The free forum was open to anyone from middle school through college
PORTLAND, Ore. (KOIN) — With everything from the COVID pandemic to a rise in hate crimes and escalating gun violence, behavioral health providers say it’s more important than ever that the younger population has an outlet to not only share what they’re experiencing but also to get help if they need it.
Multnomah County held its second Youth Mental Health forum on Saturday afternoon, open to those from middle school through college.
The forum offered a chance for young people to connect with each other while also learning about the resources available if they are experiencing anxiety, depression, suicidal thoughts or other mental crises.
“It’s critical because right now, students have been challenged,” said Rep. Suzanne Bonamici.
“There’s a lot of issues weighing heavy on the minds of our youth today. The isolation that came from the pandemic, it’s been really tough and a lot of students feel like they don’t have a place to reach out or someone they can talk to. “
The event was free for attendees — both in-person at the DoubleTree by Hilton Portland and virtually. It also gave kids and teens the chance to speak one-on-one with community leaders and elected officials, sharing their ideas on how to create permanent help for these youth through public policy.

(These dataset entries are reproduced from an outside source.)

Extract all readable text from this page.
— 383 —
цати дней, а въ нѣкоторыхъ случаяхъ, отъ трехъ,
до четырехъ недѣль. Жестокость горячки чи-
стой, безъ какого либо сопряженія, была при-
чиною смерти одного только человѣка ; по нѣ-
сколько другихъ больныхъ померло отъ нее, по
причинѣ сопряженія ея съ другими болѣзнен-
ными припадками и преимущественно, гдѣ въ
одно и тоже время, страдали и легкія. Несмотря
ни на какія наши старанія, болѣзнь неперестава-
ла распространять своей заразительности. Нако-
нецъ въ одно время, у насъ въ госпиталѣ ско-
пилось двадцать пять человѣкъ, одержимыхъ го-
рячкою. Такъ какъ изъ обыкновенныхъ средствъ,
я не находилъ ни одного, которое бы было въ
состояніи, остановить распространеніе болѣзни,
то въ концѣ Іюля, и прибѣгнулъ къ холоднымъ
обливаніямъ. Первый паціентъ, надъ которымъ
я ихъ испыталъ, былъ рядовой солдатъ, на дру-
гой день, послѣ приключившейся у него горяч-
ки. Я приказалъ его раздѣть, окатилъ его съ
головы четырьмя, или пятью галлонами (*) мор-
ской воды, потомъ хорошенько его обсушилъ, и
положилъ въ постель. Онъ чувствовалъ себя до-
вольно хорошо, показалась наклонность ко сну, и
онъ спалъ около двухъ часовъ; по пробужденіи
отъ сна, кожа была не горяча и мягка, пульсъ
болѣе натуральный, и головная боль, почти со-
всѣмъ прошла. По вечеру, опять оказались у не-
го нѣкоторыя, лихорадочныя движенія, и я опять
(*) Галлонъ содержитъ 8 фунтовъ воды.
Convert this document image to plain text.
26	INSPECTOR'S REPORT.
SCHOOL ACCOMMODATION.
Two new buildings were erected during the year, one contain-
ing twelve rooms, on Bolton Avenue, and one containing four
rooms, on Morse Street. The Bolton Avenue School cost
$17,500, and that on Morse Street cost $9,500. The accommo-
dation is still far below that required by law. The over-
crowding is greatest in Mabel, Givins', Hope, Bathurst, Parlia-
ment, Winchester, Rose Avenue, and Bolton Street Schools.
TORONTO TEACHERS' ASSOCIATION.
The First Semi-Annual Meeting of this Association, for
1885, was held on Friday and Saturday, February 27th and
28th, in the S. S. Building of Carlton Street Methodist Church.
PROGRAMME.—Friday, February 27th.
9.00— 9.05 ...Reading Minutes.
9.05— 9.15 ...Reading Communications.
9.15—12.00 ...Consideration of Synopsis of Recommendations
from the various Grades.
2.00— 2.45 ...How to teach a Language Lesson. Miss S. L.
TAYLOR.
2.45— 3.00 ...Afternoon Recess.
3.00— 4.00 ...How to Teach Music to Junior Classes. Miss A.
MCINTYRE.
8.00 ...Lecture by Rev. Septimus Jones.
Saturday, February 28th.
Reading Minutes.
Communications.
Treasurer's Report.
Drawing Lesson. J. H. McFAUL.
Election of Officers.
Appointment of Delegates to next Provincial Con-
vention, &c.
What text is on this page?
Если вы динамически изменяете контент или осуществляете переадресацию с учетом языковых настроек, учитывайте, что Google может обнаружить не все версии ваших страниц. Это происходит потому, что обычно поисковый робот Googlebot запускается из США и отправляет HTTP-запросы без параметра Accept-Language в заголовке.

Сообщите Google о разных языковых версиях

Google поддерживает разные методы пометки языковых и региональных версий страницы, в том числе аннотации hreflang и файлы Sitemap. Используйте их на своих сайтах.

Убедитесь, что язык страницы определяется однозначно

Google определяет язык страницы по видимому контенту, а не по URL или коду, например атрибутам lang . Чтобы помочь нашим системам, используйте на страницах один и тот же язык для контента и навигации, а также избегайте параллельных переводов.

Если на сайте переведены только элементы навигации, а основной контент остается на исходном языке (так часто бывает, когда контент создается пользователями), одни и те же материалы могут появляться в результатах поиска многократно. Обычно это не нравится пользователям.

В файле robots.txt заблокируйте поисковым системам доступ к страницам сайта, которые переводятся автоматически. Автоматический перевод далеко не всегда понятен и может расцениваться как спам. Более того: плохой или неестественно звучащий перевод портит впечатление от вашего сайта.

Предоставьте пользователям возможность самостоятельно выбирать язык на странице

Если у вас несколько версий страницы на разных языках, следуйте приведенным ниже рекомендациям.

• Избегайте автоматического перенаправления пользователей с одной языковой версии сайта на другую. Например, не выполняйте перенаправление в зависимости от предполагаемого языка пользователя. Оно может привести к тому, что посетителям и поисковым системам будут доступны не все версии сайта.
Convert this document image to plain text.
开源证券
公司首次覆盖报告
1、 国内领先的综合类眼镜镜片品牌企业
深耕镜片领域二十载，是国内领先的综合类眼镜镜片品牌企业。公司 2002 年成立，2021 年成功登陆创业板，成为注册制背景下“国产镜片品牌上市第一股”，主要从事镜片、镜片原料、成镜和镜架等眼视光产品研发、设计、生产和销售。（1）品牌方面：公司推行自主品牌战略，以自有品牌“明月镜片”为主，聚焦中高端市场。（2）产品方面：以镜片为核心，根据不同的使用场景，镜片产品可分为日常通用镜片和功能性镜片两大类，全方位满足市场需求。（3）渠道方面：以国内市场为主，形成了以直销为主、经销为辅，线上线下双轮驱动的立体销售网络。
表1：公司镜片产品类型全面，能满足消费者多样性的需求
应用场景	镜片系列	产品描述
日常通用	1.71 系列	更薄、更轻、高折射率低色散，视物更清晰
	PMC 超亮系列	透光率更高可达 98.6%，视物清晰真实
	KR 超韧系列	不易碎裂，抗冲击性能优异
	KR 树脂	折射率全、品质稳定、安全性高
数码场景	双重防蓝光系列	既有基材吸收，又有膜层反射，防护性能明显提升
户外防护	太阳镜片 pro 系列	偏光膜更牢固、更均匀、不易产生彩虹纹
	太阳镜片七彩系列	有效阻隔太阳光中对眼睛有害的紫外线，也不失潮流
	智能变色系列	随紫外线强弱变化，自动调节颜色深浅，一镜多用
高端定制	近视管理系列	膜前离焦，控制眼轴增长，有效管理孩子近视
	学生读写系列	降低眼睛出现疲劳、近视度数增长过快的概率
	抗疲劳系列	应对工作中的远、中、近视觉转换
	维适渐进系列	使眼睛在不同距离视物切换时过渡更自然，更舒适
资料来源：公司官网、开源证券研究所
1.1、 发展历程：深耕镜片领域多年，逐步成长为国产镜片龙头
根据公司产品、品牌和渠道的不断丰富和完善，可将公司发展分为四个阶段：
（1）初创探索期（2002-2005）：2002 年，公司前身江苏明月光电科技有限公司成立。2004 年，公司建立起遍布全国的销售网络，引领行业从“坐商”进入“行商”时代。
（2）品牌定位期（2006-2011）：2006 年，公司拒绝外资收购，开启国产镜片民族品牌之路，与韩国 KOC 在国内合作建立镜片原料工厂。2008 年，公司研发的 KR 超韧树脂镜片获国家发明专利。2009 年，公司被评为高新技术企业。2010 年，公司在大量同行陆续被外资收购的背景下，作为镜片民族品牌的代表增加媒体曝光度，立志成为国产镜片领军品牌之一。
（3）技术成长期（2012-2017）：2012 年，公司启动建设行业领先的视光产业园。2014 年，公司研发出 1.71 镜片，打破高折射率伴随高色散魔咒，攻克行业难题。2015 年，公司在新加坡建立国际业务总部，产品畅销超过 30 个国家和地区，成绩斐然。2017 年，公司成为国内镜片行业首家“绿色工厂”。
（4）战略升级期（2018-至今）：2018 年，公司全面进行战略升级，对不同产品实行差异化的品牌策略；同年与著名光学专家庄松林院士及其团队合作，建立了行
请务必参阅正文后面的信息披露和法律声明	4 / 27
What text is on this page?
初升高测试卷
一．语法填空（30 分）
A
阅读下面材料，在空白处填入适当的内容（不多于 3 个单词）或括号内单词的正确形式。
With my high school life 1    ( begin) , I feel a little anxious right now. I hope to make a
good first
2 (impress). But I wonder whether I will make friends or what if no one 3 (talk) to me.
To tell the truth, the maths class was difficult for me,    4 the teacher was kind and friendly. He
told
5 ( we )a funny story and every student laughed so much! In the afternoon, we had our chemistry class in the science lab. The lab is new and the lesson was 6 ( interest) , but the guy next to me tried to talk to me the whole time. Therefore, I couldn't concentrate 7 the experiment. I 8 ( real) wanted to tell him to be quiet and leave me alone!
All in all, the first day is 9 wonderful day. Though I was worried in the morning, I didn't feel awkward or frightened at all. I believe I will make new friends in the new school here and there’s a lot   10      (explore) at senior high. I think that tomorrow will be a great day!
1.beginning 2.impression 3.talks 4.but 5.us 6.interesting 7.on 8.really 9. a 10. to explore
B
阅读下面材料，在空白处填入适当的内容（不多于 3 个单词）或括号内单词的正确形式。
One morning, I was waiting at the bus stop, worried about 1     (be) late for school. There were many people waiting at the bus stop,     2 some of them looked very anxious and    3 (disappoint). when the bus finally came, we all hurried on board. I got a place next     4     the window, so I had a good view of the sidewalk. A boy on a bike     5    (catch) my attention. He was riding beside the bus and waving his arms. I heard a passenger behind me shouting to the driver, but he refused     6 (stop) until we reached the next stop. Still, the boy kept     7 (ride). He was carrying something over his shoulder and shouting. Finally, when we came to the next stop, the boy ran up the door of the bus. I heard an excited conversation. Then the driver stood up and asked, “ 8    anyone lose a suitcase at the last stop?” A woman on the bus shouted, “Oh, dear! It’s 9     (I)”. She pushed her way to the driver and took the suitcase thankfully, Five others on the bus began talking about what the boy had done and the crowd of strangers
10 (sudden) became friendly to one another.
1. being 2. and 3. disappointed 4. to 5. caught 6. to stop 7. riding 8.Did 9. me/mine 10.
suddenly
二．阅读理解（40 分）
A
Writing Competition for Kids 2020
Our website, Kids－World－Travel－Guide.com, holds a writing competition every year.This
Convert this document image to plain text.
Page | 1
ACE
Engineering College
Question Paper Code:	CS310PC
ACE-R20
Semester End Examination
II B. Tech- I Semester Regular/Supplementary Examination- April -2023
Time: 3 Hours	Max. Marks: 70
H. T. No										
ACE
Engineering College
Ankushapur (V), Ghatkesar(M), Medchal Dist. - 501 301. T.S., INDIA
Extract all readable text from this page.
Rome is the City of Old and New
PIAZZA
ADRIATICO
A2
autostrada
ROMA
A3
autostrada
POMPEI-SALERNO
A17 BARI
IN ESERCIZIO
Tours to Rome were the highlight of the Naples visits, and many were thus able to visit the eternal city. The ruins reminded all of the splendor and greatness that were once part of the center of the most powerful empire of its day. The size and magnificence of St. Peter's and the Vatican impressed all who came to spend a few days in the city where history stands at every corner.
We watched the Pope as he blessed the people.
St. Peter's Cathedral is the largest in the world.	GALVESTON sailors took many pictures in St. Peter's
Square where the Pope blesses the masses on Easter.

“Mental health is underdiscussed and overabundant,” said Jason Anajovich, a youth planner for the event and emcee. “The percentages of people who experience mental health and for years, don’t have the language to describe it, feel like they’re the only ones who have their experience or feel like that’s just what normal is supposed to be, are the people who need the most help.”
The first youth mental health forum was held in 2020 just before COVID. Organizers said while much has changed since then, it’s clear young people need these kinds of outlets now more than ever.